On 27.9.16, the Government released 2 Draft Bills and a draft regulation and explanatory material comprising the 2nd tranche of superannuation reforms that were first announced in the 2016-17 Budget:

  • Exposure Draft: Treasury Laws Amendment (Fair and Sustainable Superannuation) Bill 2016
  • Exposure Draft: Superannuation (Excess Transfer Balance Tax) Imposition Bill 2016
  • Exposure Draft: Treasury Laws Amendment (Fair and Sustainable Superannuation) Regulation 2016

The Government said this tranche of Drafts includes legislative amendments to:

  1. implement the Government’s $1.6m transfer balance cap, which places a limit on the amount an individual can hold in the tax-free retirement phase;
  2. lower the concessional contributions cap to $25,000 per year and reduce the income threshold at which individuals are required to pay an additional 15% contributions tax, from $300,000 to $250,000;
  3. allow individuals with balances of less than $500,000 to “carry forward” unused concessional cap space for up to 5 years;
  4. encourage the development of innovative retirement income products to provide more choice and flexibility for retirees;
  5. ensure that transition to retirement income streams are accessed for the purpose for which they were designed and not for tax minimisation;
  6. abolish the out-dated anti-detriment provisions, which effectively result in a refund of a member’s lifetime superannuation contributions tax payments into an estate; and
  7. apply commensurate treatment for these measures to defined benefit schemes and constitutionally protected funds.
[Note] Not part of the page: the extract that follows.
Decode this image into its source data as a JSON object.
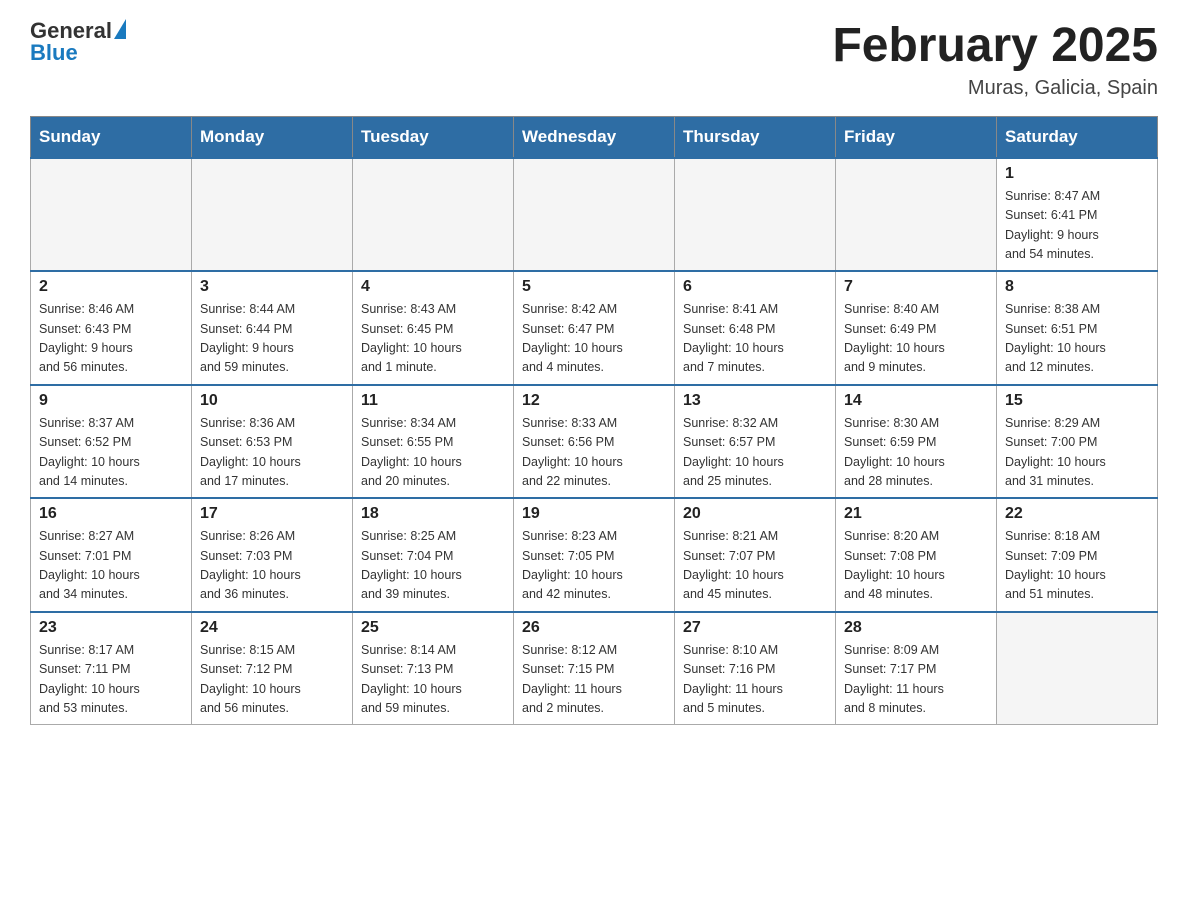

The Government said the release of draft legislation and explanatory material on the remaining measures will “follow in coming weeks”. The Government added that it remains on track to have these measures introduced in Parliament “before the end of the year”.

[LTN 187, 27/9/16]

F&SS Bill – Schedule 1 – Transfer Balance Cap

294-1 What this Division is about

There is a cap on the total amount you can transfer into the retirement phase of superannuation (where earnings are exempt from taxation).

Credits are added to a transfer balance account when you transfer amounts.

If the balance in your account exceeds the cap, you will be required to remove the excess from the retirement phase, and you will be liable to pay excess transfer balance tax.

F&SS Bill – Schedule 2 – Part 1: Reducing concessional contributions cap to $25k indexed

Item 1 – Subsection 291-20(2)

Repeal the subsection, substitute:

(2) Your concessional contributions cap is:

(a)     for the 2017-2018 financial year—$25,000; or

(b)     for the 2018-2019 financial year or a later financial year—the amount worked out by indexing annually the amount mentioned in paragraph (a).

F&SS Bill – Schedule 2 – Part 2: Reduce Div 293 tax threshold to $250k

Part 2—Division 293 tax

Income Tax Assessment Act 1997

  1. Section 293-1

Omit “very high income”, substitute “high income”.

  1. Section 293-1

Omit “$300,000”, substitute “$250,000”.

  1. Sections 293-5 and 293-10

Omit “very high income”, substitute “high income”.

  1. Section 293-10

Omit “$300,000”, substitute “$250,000”.

  1. Subsections 293-20(1), 293-155(1) and 293-200(1)

Omit “$300,000”, substitute “$250,000”.

F&SS Bill – Schedule 6 – Part 2: Reduce Div 293 tax threshold to $250k

Part 2—Division 293 tax

Income Tax Assessment Act 1997

  1. Section 291-1

After:

There is a cap on the amount of superannuation contributions that may receive concessional tax treatment for an individual in a financial year.

insert:

You can carry forward unused concessional contributions cap from the previous 5 financial years and use it to increase your cap in a later financial year (unless your total superannuation balance exceeds $500,000).